At some point, Democrats will have to realize people like that aren’t engaging in good faith and start ignoring them. They need to take it to The People directly, with conviction and without apologizing for it, and make clear that it’s in the interests of white men and women to broaden the implicit definition of liberty. Many white men and women think: it won’t happen to me. I’m protected — and indeed, they are, but not explicitly.
Let’s take something closer to home. Do you engage in certain acts your jurisdiction might find obscene? Have you ever had a cosmetic medical procedure? The Constitution does not enshrine these things as rights. Who’s to say that conservative states won’t start to regulate private sexual behavior more broadly. Adultery? Vibrators? Boob jobs? Why not outlaw these things as harmful to society? Will the unspoken rule that the laws don’t apply to well-to-do white people protect you then, or could many states become theocracies in all but name? Could laws against sodomy (read: blowjobs) return? Do straight white people want to be able to give and receive cunnilingus without fear of government interference? If Mr. Grab-Them-by-the-Pussy comes to power again with a compliant court and complicit congress, maybe he’ll decree mandatory presidential liaisons for all 9’s and 10’s and burqas for 4’s and below. Look at Florida and Texas and Idaho. They’re already making it illegal to make straight white people uncomfortable by talking about racism, gender identity, and homosexuality. They’re letting private citizens sue other private citizens for certain acts. What other forms of thought and action will they be able to move to the far side of the line?
Absent a clear statement about privacy and universal personhood, it’s easier than people think to wind up on the wrong side of that line.

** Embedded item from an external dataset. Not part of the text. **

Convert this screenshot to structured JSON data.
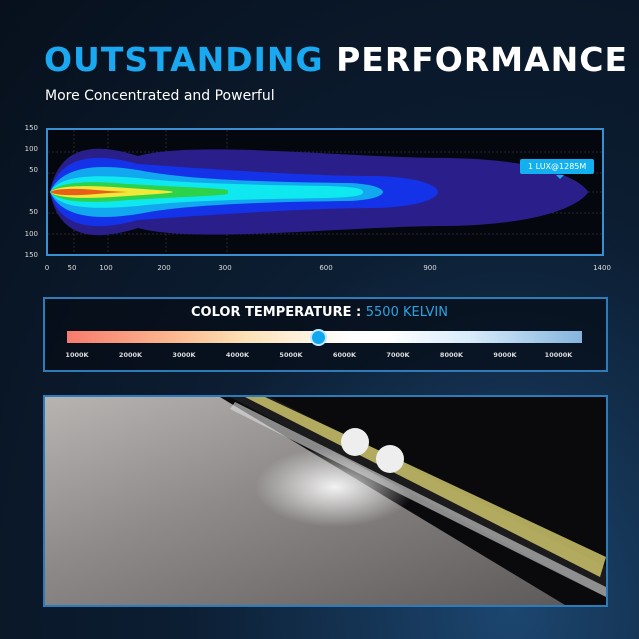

This is America, and the line has always been weirdly razor thin. We somehow walk a tightrope of being a country created on principles of freedom and liberty, implicitly limited to certain people. The line has expanded and trended towards decency, despite a history of awfulness; but occasionally it backslides, and we somehow manage to avoid letting it make us see ourselves as tyrants and despots, despite incarcerating so many of our own citizens, despite rounding up Japanese-Americans without a second thought during time of war, and despite moments like this when we decide certain liberties aren’t worth defending.
They are. The wider the line, the safer we all are. We just need everyone to realize it — even those who have benefitted from the way the line was has historically been drawn.